Этой ночью ею была одержана решительная и блестящая победа, она перешла свой Рубикон и выиграла свой Фарсал 3 3 Рубикон – река в Италии, перейдя которую, Гай Юлий Цезарь начал гражданскую войну в Римской республике (49—45 до н. э.). Фарсал – город в Греции, возле которого Цезарь в 48 г. до н. э. одержал решающую победу в гражданской войне.
, впервые обнажив меч в Риме, но теперь надлежало извлечь максимальную выгоду из упавших к её ногам победных плодов, сохраняя по-прежнему лисью осмотрительность и дипломатичность. Прежде всего, надлежало успокоить и обмануть Рим. Пусть папа Иоанн и не вызывал большой симпатии у римлян, в их глазах он всё равно оставался наместником Апостола Петра, и, стало быть, нельзя было вот так запросто объявить его арестованным. К тому же гипотетически папа мог быть подвергнут только суду Церкви, но идею с организацией собора Мароция отвергла сразу: за годы понтификата Иоанна на церковных кафедрах мира утвердилось множество его креатур, к которым теперь добавились и королевские ставленники, прибывшие из Бургундии, так что созыв собора с большой долей вероятности не только освободит Тоссиньяно из заключения, но и подвергнет интердикту саму Мароцию с Гвидо.
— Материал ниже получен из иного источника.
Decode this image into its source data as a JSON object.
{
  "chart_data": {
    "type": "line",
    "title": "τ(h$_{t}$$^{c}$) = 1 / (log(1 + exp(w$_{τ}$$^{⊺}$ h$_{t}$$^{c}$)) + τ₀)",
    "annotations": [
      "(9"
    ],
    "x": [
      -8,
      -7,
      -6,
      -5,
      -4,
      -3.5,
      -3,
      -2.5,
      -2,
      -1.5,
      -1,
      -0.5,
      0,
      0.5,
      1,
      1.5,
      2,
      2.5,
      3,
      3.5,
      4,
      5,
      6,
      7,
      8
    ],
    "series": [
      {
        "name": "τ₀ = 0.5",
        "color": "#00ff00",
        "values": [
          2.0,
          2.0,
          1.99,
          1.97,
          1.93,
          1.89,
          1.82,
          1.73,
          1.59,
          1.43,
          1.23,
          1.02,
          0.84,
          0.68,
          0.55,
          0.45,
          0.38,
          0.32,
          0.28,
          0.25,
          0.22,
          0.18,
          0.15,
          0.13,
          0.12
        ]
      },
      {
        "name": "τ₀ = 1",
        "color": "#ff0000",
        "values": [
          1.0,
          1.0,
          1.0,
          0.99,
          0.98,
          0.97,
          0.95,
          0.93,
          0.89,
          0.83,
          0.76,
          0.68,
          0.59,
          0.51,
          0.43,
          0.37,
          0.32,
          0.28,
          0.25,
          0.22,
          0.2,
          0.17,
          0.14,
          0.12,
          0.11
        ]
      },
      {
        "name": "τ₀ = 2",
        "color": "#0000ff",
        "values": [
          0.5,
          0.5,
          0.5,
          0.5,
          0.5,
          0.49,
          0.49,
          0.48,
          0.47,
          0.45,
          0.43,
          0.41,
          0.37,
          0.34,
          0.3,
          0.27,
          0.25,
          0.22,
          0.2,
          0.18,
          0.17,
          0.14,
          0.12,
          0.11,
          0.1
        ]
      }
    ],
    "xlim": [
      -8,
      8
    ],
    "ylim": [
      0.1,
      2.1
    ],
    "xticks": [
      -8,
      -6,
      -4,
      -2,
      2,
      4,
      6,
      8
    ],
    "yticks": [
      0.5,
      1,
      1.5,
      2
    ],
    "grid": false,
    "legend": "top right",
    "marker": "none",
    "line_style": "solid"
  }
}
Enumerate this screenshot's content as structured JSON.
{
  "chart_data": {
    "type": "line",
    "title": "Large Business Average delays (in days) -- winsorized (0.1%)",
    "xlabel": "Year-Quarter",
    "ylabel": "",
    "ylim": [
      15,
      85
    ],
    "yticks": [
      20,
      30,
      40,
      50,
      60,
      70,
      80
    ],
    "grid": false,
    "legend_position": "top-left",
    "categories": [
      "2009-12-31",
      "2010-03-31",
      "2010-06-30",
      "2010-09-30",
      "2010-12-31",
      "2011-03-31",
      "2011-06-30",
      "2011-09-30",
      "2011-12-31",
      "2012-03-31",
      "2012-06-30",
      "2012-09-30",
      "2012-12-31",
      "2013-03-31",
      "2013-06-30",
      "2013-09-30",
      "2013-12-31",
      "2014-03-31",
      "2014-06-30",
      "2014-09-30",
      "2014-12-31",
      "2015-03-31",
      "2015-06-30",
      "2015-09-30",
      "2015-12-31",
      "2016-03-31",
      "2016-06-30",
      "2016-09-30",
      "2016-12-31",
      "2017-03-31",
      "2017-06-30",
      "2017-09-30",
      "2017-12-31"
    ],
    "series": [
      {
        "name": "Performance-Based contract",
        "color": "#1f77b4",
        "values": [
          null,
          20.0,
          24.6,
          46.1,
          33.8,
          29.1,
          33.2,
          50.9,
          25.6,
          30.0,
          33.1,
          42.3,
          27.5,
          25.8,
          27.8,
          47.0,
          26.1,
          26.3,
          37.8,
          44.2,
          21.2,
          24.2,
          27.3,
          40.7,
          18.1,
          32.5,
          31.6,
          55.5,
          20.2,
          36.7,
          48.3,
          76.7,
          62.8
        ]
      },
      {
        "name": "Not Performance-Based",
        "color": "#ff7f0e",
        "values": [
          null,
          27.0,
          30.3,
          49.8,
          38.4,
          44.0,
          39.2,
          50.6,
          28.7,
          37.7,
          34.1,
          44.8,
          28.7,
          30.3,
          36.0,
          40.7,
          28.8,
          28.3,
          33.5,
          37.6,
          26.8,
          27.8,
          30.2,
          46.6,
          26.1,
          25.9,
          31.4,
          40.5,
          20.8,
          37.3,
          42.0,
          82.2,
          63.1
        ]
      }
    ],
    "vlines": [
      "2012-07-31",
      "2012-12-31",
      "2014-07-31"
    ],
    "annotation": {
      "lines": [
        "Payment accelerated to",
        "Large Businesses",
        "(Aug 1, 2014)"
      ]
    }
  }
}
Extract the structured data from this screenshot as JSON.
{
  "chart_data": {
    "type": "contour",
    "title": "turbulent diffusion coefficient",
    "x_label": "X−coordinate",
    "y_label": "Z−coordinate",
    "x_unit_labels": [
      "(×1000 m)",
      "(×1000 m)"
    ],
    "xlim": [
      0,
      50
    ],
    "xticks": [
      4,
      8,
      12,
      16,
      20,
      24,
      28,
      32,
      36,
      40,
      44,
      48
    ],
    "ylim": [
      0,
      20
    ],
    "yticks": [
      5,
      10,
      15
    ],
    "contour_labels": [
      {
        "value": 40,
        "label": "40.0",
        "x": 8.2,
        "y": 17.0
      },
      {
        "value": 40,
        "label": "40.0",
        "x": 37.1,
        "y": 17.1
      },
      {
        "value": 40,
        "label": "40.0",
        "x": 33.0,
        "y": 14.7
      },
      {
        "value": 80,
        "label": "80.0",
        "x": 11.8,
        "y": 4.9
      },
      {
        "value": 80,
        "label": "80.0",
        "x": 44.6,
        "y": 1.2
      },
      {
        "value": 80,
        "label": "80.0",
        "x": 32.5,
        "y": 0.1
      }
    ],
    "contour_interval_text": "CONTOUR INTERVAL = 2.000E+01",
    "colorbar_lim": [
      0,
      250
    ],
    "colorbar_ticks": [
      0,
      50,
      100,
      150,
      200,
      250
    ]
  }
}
Таким образом, Иоанн должен оставаться, пусть и формально, но на воле, а между тем его отсутствие на утренней мессе в скором времени начнёт волновать Рим. По городу уже наверняка ползут самые невероятные сплетни о ночных столкновениях и появлении в городе чужеземцев. Возможно, размышляла сенатрисса, именно по пути этих слухов ей и следует идти, развивая легенду о попытке убийства или похищения понтифика неизвестными. В этом случае будет вполне оправданным нахождение Иоанна в Замке Ангела, а она сама в этом случае предстанет верной защитницей Святого престола. Да, решила она, именно в таком ключе для римлян следует представить события этой ночи.
Но кто мог покуситься на главу Вселенской церкви? Списать, как обычно это делалось в предыдущие годы, на сарацин не представляется возможным – именно благодаря усилиям папы ни один африканец не показывался в предместьях Рима на протяжении последних двенадцати лет после сражения у Гарильяно. А кто ещё мог оказаться врагом папы? Очевидцы, конечно, заметили на Авентине присутствие тосканцев и сполетцев, но обвинить первых было совершенно нельзя, ибо они ассоциировались сейчас с самой Мароцией, а вторых тем более, поскольку они возглавлялись самим братом папы. Да, чёрт побери, теперь из этого мерзавца Петра придётся сделать героя, мужественно защитившего своего святейшего братца, по-другому не получится. А принадлежность нападавших, их мотивы и организатора нужно искать в другой стороне.
Бургундцы? В этом нет никакой логики, союз папы и короля до последнего времени был крепок и оснований для разрушения не имел. Греки? Папа с Византией поддерживал умеренно тёплые отношения, а в бесконечные теологические споры, так охотно раздуваемые порой Константинополем, он и вовсе предпочитал не вмешиваться, так что никак не мог оскорбить чувства какого-либо фанатичного ортодокса. Нет, надо искать среди тех, с кем папа обошёлся в последнее время сурово и несправедливо. Как с ней.
Гвидолин? А что, а вот это мысль! Папа лишил его по сути всего – власти, богатства, сана, а между тем епископ Пьяченцы до последнего времени обладал серьёзной армией и сетью активных агентов среди негоциантов, жонглёров, паломников. Этот вполне мог решиться на такой поступок и, захватив папу, потребовать от того восстановления в своих правах. Во всяком случае, никто этому бы не удивился, случись такая авантюра в действительности. Поэтому, решила Мароция, именно эту версию и надо навязать Риму.
Как раз ко времени принятия решения к Замку Святого Ангела прибыли кардинал Лев и магистр Михаил, её наиболее преданные и влиятельные соратники. Мароция приняла их в зале на втором ярусе главной башни.
– Magister militum, прежде всего, прошу вас незамедлительно взять под арест начальника стражи Ослиных ворот. Того, кто впустил в город чужеземные войска без всякого на то разрешения, – с этого начала Мароция.
– Уже сделано, великая сенатрисса, – отвечал ей Михаил, тридцатилетний ладно скроенный грек, начинавший свою службу ещё в дружине Теофилакта. Будучи однажды прельщенный дочерью своего командира, его карьера впоследствии получила ощутимое ускорение.
Далее Мароция поведала друзьям собственную версию произошедшего этой ночью.